Two of my friends on Facebook recently engaged in a brief, entertaining debate about the violence associated with religion. One said–as do, it seems, a great many critics–that religion has been responsible for 90 percent of the world’s conflicts.
With all due respect, this argument is, of course, sophomoric. Yet we see it repeatedly trotted out by everyone from Bill Maher on down. A lot of people say that if they could cleanse the world of faith in God, they’d automatically rid it of mayhem.
That’s absurd.
Have true believers killed people in the name of their religions? Yes. Look at the craziness in the Middle East today. Look at 9/11. Look at the Crusades and the Spanish Inquisition. Zealots of any stripe can be dangerous.
The problem with this line of thinking is that it selectively ignores the obvious: that religion is only one of countless matters over which people kill each other. Nations and tribes have fought over land and gold and food. They’ve fought over slavery. They’ve fought over politics. They’ve fought over the complexions of their skin.
In the 20th Century, the bloodiest regimes weren’t religious, but vehemently anti-religious. Stalin’s Soviet Union, Mao’s Communist China, Pol Pot’s Cambodia were all atheistic–and, taken together, killed tens of millions of their fellow countrymen. The critics who point to religion’s excesses never argue that atheism causes mass murder.
Frankly, and sad to say, human beings will find a way to fight over nearly anything. Religion certainly is one of those things, but it’s far from the only one.
Religion per se isn’t the cause of violence. The cause of violence is the flawed nature of human hearts and brains.
You can just as easily argue that religion serves as a stabilizing force and that it frequently minimizes war’s chaos and suffering. Christians, and for that matter, members of other faiths, have many times lobbied fervently for peace. They’ve fed refuges, protected captives and built orphanages.
I don’t mind when people point out religion’s crimes. Atrocities are atrocities, whether they’re committed by Christians or Communists. Wrong is wrong.
But to argue that war and violence would go away if we were to rid the planet of religious faith is just plain silly.

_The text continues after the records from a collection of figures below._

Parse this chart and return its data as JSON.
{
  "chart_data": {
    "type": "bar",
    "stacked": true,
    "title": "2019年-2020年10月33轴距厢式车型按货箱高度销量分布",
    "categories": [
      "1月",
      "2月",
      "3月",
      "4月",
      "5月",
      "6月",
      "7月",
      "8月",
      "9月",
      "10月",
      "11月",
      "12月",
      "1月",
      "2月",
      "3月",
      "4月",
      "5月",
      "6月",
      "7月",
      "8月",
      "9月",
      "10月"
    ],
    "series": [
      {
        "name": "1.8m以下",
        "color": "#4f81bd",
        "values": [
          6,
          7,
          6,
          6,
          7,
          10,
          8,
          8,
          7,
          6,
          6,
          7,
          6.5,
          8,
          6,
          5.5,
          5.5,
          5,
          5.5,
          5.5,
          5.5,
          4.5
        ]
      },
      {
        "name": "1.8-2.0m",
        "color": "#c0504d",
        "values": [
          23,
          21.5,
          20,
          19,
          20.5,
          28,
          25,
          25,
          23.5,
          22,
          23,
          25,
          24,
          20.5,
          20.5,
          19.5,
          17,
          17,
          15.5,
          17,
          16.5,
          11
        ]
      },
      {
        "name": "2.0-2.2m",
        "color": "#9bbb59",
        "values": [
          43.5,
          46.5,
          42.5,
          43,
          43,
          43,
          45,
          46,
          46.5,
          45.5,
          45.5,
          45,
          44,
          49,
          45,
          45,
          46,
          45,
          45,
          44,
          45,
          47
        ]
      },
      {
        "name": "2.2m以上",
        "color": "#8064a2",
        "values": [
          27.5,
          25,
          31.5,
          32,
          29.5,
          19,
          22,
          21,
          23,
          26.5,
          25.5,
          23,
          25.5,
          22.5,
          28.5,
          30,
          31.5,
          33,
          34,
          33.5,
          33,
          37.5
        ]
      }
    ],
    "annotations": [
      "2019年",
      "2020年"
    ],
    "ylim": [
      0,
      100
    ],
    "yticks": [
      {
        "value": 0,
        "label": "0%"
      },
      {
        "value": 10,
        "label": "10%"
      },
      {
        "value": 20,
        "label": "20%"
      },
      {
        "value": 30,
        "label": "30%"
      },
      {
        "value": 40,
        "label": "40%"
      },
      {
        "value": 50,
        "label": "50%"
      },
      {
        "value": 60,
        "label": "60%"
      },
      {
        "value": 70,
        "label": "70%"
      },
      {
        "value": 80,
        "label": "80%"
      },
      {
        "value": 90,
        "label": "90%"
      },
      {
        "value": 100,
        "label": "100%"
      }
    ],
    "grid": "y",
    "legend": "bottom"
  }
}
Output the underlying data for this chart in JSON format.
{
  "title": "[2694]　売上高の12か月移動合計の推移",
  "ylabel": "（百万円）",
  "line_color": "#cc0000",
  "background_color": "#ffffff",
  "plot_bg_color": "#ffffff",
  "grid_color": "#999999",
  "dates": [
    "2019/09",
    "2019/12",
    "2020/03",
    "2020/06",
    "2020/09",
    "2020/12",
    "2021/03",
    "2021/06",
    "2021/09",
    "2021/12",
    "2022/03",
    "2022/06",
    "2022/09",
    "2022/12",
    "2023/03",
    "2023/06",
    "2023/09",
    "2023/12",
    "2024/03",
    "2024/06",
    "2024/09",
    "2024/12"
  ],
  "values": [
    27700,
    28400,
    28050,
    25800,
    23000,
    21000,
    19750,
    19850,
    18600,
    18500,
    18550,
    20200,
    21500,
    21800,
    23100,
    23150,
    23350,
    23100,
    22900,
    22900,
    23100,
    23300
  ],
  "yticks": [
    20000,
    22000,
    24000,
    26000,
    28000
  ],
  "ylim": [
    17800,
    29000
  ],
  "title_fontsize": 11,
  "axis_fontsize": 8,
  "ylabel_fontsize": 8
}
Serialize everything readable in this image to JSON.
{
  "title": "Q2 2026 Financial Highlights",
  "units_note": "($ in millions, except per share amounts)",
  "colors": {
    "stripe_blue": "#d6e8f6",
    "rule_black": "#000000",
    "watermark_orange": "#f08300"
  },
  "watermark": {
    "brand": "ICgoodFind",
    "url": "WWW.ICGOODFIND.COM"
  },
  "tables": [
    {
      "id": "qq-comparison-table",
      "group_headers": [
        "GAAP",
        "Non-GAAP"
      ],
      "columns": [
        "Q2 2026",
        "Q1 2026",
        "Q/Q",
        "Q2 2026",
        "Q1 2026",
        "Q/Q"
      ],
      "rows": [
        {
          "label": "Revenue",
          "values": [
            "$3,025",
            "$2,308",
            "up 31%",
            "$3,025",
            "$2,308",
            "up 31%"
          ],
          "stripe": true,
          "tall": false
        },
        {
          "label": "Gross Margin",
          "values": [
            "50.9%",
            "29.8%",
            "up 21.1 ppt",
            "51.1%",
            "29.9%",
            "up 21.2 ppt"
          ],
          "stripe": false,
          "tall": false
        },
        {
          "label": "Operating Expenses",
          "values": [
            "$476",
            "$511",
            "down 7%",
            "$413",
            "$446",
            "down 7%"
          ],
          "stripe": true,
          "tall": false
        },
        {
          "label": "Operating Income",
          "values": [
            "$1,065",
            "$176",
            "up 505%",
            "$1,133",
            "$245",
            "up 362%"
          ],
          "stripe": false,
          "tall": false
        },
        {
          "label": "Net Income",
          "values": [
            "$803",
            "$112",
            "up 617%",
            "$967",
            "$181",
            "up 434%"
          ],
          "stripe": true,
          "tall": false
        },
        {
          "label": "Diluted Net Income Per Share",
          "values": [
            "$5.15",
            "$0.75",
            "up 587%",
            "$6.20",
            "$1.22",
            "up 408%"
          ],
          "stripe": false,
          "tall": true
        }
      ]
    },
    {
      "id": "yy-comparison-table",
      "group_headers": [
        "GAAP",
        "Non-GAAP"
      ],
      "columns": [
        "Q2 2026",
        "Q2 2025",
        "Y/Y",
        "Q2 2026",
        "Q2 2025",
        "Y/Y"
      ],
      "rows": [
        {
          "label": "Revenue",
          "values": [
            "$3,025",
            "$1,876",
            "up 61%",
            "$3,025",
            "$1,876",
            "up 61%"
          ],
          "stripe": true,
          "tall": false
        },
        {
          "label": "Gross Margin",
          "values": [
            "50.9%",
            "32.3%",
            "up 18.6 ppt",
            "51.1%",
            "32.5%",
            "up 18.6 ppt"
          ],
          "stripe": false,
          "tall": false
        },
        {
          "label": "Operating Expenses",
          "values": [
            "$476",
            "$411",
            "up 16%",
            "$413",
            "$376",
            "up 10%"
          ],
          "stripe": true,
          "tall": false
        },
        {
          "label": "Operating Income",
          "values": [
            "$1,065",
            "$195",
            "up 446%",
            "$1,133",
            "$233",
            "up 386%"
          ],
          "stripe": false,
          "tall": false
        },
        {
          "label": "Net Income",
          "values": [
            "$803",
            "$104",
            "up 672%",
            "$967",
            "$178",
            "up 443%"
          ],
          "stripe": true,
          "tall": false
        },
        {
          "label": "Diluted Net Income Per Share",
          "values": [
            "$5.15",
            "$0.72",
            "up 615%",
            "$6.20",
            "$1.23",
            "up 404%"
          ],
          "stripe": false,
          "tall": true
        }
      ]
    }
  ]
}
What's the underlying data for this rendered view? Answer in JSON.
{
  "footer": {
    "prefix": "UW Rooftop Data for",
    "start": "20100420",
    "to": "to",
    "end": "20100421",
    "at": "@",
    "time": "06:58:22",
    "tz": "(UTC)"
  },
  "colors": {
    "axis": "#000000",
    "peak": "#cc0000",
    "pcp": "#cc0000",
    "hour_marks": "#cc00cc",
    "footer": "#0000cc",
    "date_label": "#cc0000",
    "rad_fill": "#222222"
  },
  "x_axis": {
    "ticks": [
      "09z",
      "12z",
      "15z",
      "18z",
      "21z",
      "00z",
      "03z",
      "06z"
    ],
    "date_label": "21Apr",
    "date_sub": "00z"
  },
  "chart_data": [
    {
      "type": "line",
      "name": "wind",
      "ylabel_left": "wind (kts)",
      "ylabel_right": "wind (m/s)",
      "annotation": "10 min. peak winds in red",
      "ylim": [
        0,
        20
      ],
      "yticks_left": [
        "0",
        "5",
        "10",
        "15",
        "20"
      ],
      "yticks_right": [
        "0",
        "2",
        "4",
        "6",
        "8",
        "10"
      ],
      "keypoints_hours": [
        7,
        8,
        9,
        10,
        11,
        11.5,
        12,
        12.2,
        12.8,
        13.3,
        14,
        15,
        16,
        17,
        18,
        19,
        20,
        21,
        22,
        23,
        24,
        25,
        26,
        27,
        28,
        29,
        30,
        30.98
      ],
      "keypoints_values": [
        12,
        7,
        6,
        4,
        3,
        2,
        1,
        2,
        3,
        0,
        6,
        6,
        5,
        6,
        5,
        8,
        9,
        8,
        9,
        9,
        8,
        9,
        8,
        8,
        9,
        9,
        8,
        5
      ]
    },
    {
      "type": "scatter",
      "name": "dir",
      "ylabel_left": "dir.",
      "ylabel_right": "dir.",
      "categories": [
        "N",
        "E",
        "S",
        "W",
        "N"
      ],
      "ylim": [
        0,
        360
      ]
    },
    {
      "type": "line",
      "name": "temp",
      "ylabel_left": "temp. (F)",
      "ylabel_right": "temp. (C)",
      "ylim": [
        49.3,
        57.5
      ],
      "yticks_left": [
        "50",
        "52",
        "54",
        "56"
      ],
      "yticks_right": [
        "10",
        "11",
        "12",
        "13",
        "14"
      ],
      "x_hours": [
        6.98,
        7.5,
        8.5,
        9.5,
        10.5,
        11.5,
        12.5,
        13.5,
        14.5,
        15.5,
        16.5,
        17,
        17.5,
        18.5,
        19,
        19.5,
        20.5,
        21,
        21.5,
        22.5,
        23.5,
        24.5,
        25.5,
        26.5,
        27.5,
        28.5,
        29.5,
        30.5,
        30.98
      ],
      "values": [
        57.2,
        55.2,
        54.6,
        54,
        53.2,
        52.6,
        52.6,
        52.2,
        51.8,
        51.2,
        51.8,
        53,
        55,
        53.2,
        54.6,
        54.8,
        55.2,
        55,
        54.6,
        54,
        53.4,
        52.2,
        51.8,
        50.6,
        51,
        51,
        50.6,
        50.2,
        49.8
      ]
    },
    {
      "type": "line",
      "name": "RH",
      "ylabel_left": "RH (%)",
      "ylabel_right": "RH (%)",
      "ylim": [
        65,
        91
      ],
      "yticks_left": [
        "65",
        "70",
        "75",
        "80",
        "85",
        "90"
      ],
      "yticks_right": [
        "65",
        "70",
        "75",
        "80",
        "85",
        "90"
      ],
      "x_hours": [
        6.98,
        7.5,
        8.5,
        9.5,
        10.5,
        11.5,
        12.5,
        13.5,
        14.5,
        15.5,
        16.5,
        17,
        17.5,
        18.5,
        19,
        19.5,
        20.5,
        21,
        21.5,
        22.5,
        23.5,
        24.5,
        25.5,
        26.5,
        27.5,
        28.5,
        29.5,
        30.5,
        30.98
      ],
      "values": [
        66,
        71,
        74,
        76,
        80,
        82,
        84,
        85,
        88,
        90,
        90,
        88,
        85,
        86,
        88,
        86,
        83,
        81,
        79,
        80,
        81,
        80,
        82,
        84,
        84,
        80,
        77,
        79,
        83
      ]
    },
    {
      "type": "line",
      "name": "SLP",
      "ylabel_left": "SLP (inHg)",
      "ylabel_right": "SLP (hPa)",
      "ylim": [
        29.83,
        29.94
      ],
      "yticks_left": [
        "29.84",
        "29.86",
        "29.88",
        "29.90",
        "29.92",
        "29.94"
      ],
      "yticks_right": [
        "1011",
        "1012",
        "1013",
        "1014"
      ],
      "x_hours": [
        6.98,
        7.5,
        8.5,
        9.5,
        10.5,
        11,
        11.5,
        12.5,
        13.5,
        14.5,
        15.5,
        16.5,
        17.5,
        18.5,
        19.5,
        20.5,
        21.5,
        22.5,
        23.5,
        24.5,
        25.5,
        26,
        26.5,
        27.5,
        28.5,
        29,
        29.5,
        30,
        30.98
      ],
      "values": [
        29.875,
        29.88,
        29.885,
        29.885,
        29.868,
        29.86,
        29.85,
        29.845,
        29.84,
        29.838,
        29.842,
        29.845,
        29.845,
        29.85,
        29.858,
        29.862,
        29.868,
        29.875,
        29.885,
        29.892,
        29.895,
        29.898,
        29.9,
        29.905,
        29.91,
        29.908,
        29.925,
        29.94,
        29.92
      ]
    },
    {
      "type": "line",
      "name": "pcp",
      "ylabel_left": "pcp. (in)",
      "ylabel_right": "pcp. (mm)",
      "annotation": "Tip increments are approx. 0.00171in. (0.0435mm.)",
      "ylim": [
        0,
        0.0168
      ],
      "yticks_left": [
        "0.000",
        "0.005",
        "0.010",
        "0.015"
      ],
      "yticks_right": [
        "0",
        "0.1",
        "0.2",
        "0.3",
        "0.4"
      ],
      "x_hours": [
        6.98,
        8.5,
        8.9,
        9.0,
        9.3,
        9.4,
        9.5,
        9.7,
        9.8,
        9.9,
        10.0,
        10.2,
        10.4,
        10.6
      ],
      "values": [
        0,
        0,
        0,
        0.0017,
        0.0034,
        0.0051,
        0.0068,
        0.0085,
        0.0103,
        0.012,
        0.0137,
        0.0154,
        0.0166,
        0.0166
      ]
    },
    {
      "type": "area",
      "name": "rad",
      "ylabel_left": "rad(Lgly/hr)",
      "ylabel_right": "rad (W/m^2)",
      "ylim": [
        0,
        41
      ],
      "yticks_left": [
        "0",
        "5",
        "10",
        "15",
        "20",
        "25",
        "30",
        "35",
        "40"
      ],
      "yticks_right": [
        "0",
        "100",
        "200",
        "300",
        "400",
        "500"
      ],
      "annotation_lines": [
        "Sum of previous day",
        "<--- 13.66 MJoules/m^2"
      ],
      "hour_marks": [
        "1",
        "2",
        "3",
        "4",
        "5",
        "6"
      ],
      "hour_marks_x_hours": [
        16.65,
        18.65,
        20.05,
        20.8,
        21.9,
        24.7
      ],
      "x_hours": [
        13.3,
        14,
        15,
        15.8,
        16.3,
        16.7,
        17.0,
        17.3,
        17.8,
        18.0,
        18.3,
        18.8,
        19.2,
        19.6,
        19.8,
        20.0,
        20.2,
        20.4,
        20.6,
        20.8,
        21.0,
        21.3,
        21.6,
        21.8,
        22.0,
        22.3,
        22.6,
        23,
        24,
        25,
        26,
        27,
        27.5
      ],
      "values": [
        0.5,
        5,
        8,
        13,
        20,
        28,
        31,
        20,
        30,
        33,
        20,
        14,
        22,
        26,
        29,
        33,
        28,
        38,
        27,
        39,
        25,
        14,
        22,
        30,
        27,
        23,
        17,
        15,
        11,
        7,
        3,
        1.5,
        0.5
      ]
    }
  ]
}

Paul seems to be missing the picture here. People will often argue, correctly, that various religious beliefs have been the cause and driving force of many wars and murders. He himself has pointed them out. However, nobody can claim that a world without religion will be perfect and end all wars. What he is missing is that wars or killings are not committed in the name of atheism. People and nations do not kill because people believe in god(s). Yes atheists do kill and commit crimes. So do Jews, Christians, Muslims, Hindus, etc. The point they are trying to make is why add to list of things we fight over.